The Bassins sold a set of six Hitchcock chairs – two armchairs and four side chairs – in original paint and dating from circa 1930-40 to a couple from Malden Bridge, N.Y. “Among our other sales were three very fine decoys to avid New York City collectors and an incised, signed stoneware jug to another New York City collector,” said Joyce Bassin. A Westport, Conn., couple bought an oversized Shenandoah Valley painting to add to their own gallery. “This was an especially satisfying sale, as he is an artist himself, yet wanted this traditional painting to enjoy and felt it would be a complement to his own contemporary art,” said Bassin. “As usual, Wilton is a fun show to exhibit in. Setup was as smooth as ever, we were surrounded by wonderful dealers and merchandise, and selling for us was good.”

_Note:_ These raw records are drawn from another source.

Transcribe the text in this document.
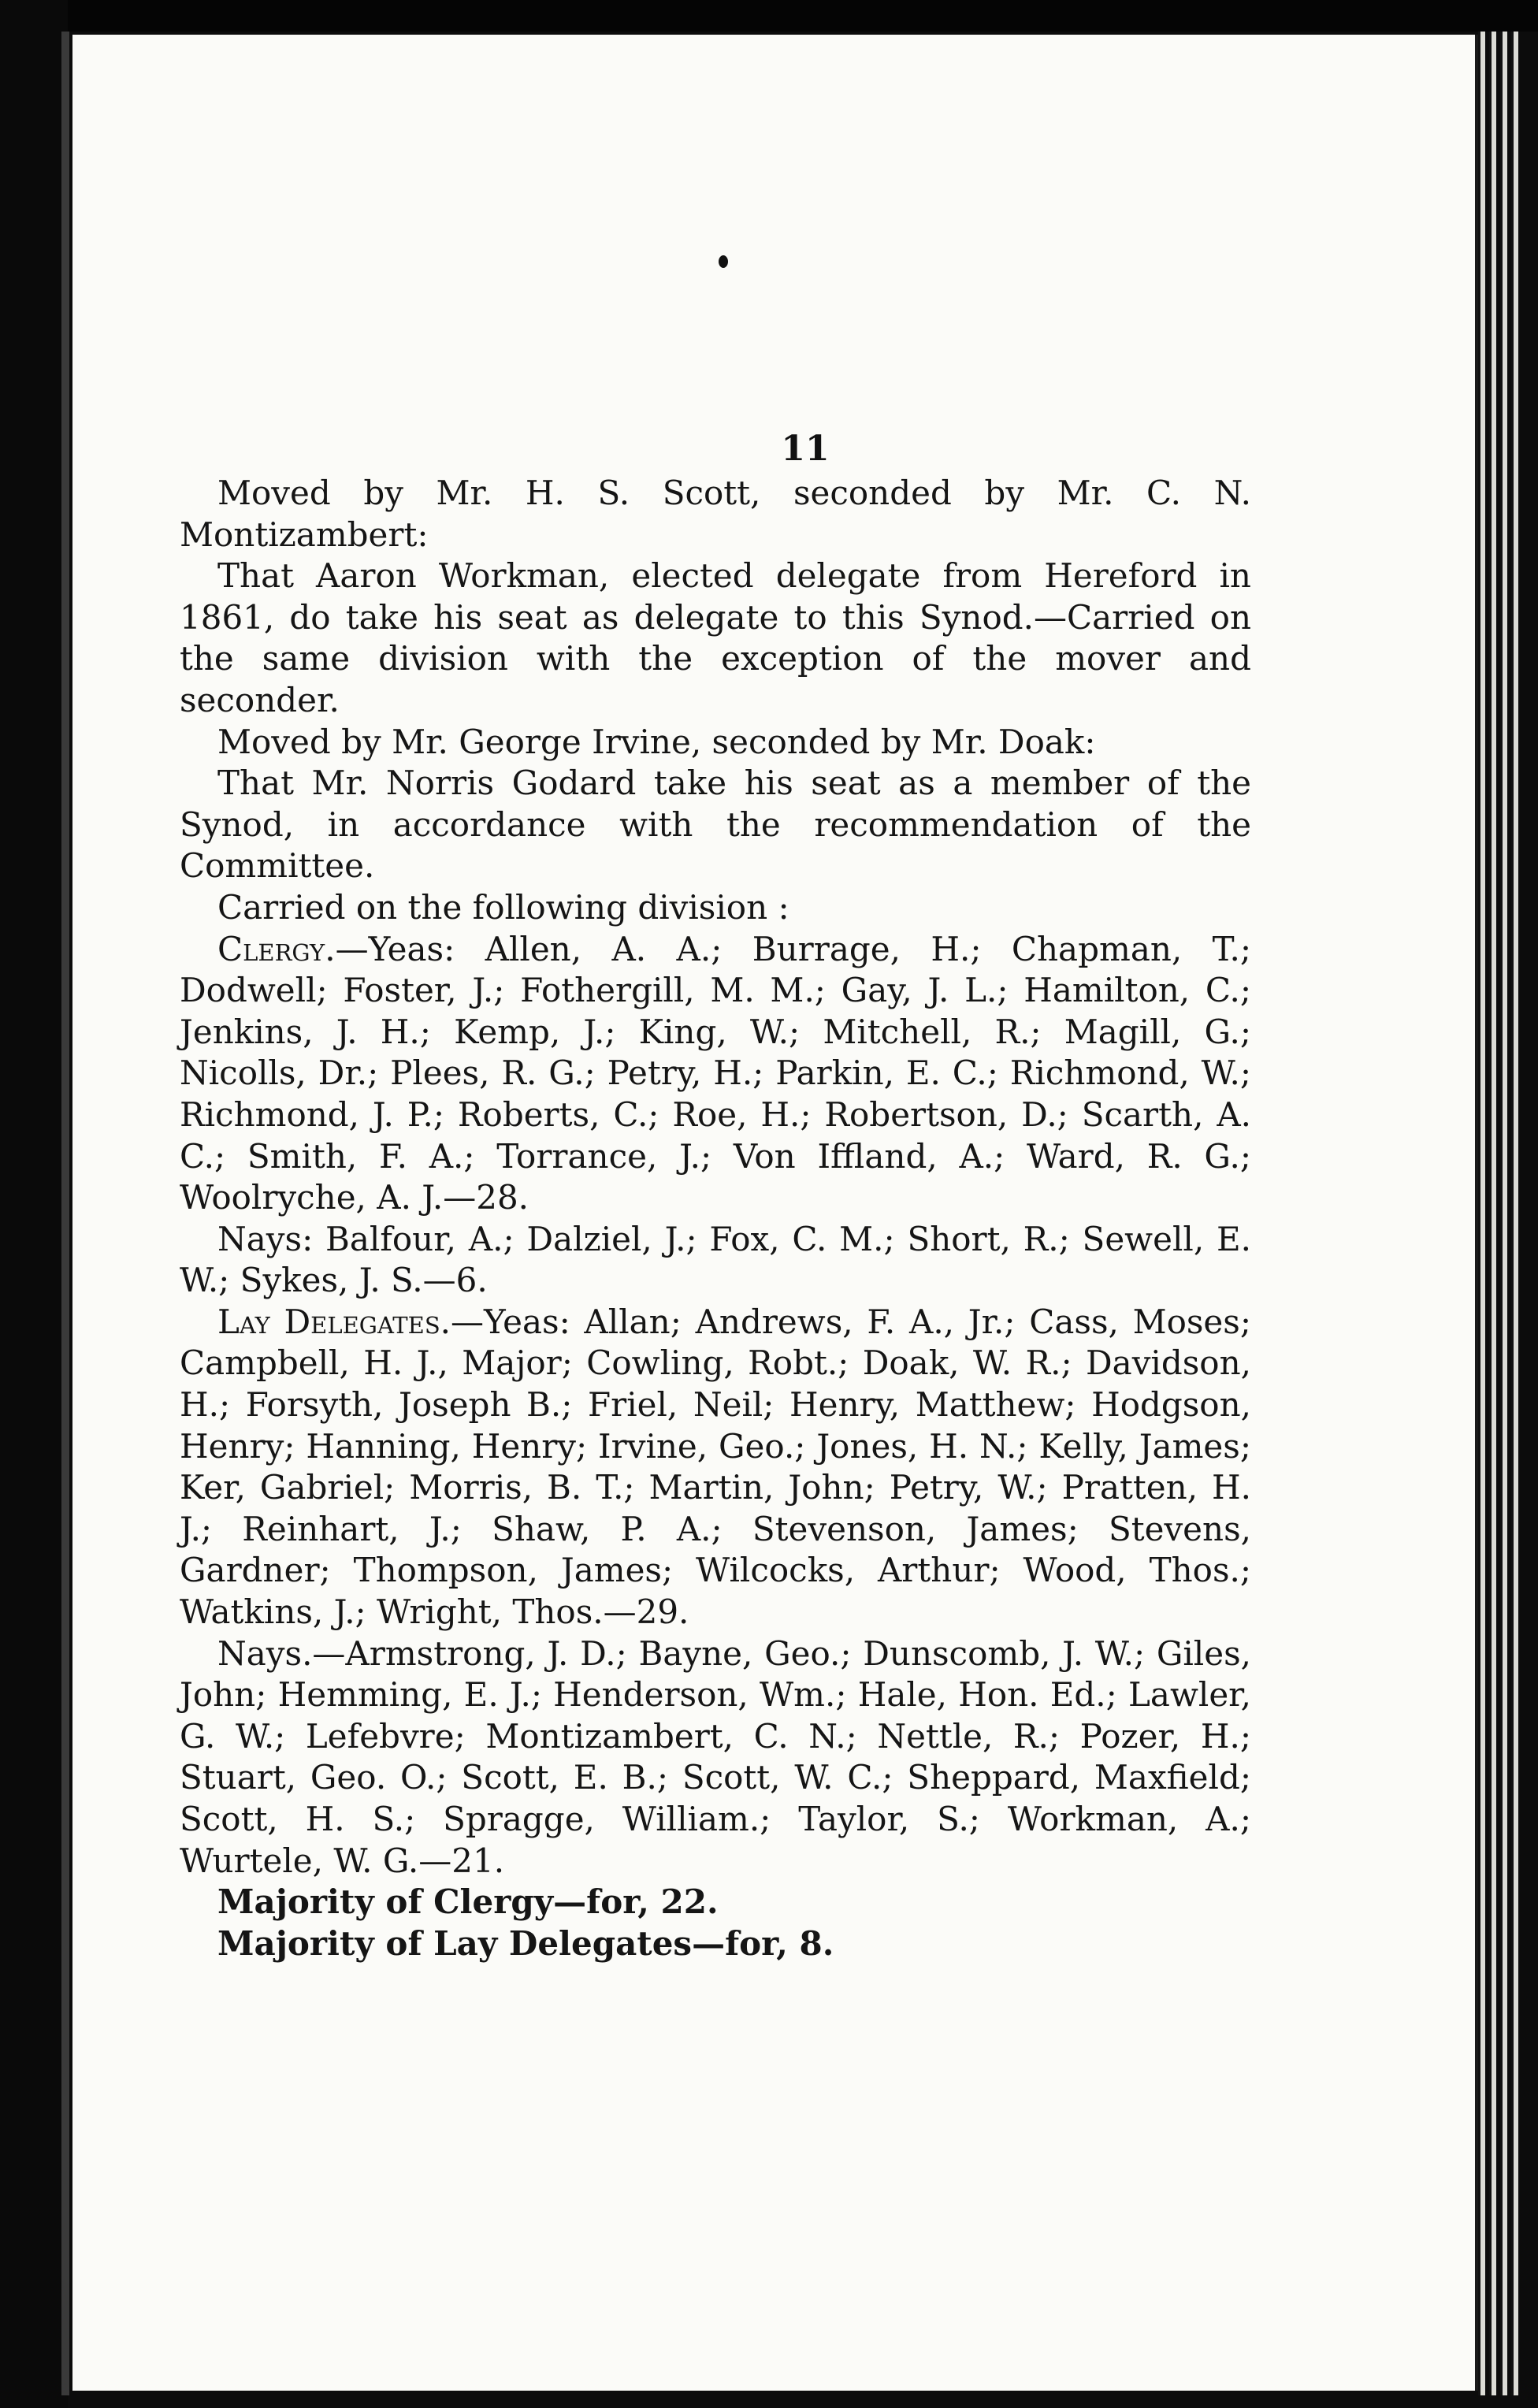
11

Moved by Mr. H. S. Scott, seconded by Mr. C. N. Montizambert:

That Aaron Workman, elected delegate from Hereford in 1861, do take his seat as delegate to this Synod.—Carried on the same division with the exception of the mover and seconder.

Moved by Mr. George Irvine, seconded by Mr. Doak:

That Mr. Norris Godard take his seat as a member of the Synod, in accordance with the recommendation of the Committee.

Carried on the following division :

Clergy.—Yeas: Allen, A. A.; Burrage, H.; Chapman, T.; Dodwell; Foster, J.; Fothergill, M. M.; Gay, J. L.; Hamilton, C.; Jenkins, J. H.; Kemp, J.; King, W.; Mitchell, R.; Magill, G.; Nicolls, Dr.; Plees, R. G.; Petry, H.; Parkin, E. C.; Richmond, W.; Richmond, J. P.; Roberts, C.; Roe, H.; Robertson, D.; Scarth, A. C.; Smith, F. A.; Torrance, J.; Von Iffland, A.; Ward, R. G.; Woolryche, A. J.—28.

Nays: Balfour, A.; Dalziel, J.; Fox, C. M.; Short, R.; Sewell, E. W.; Sykes, J. S.—6.

Lay Delegates.—Yeas: Allan; Andrews, F. A., Jr.; Cass, Moses; Campbell, H. J., Major; Cowling, Robt.; Doak, W. R.; Davidson, H.; Forsyth, Joseph B.; Friel, Neil; Henry, Matthew; Hodgson, Henry; Hanning, Henry; Irvine, Geo.; Jones, H. N.; Kelly, James; Ker, Gabriel; Morris, B. T.; Martin, John; Petry, W.; Pratten, H. J.; Reinhart, J.; Shaw, P. A.; Stevenson, James; Stevens, Gardner; Thompson, James; Wilcocks, Arthur; Wood, Thos.; Watkins, J.; Wright, Thos.—29.

Nays.—Armstrong, J. D.; Bayne, Geo.; Dunscomb, J. W.; Giles, John; Hemming, E. J.; Henderson, Wm.; Hale, Hon. Ed.; Lawler, G. W.; Lefebvre; Montizambert, C. N.; Nettle, R.; Pozer, H.; Stuart, Geo. O.; Scott, E. B.; Scott, W. C.; Sheppard, Maxfield; Scott, H. S.; Spragge, William.; Taylor, S.; Workman, A.; Wurtele, W. G.—21.

Majority of Clergy—for, 22.

Majority of Lay Delegates—for, 8.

Keeping the spirit of high country alive at the show was Patricia Drake Keady of Drake Field Antiques, Longmeadow, Mass., who specializes in Eighteenth and Nineteenth Century American furniture and accessories.
Loy and Rae Harrell, who operate The Hawk’s Nest, Hinesburg, Vt., were offering a Nineteenth Century original red cobbler’s bench, an ebullient Rochester, N.H., Ironworks rooster, circa 1885, a Nineteenth Century Maine hooked rug with yellow floral design, a folk art painted pony, circa 1910, and a rare American flag weathervane.
Rick MacLennan of Savannah Period Investments, Savannah, Ga., and Haddam, Conn., was seen carrying out one of two equestrian hunter-jumper course guide poles. Found in Litchfield County, MacLennan said they went to a folk art collector for a home in New Canaan, Conn. “The show, for me, was a solid success in that I sold a wide variety of merchandise,” said MacLennan, whose eclectic booth drew a lot of interest from other dealers before the show.
MacLennan reported other merchandise that sold well included quilts and coverlets, folk art and Nineteenth Century trade signs, and buyers ranged from dealers to sophisticated collectors.
“I found the crowd knowledgeable, friendly, upscale and interesting,” said MacLennan. “I was particularly struck and proud to be associated in the same show with some of the top dealers in the United States. The DAR did a wonderful job through Marilyn Gould in promoting this show and it was great day.”
Terry Tushingham of Demarest, N.J., perennially the first early buyer in line at every Wilton show, agreed that it was a great day. She summed up her outing this way: “I got some nice things – a set of 1820 Vermont Windsor chairs, a mini wood rack, a small early basket, a green pantry box and a candle dryer. It was definitely worthwhile.”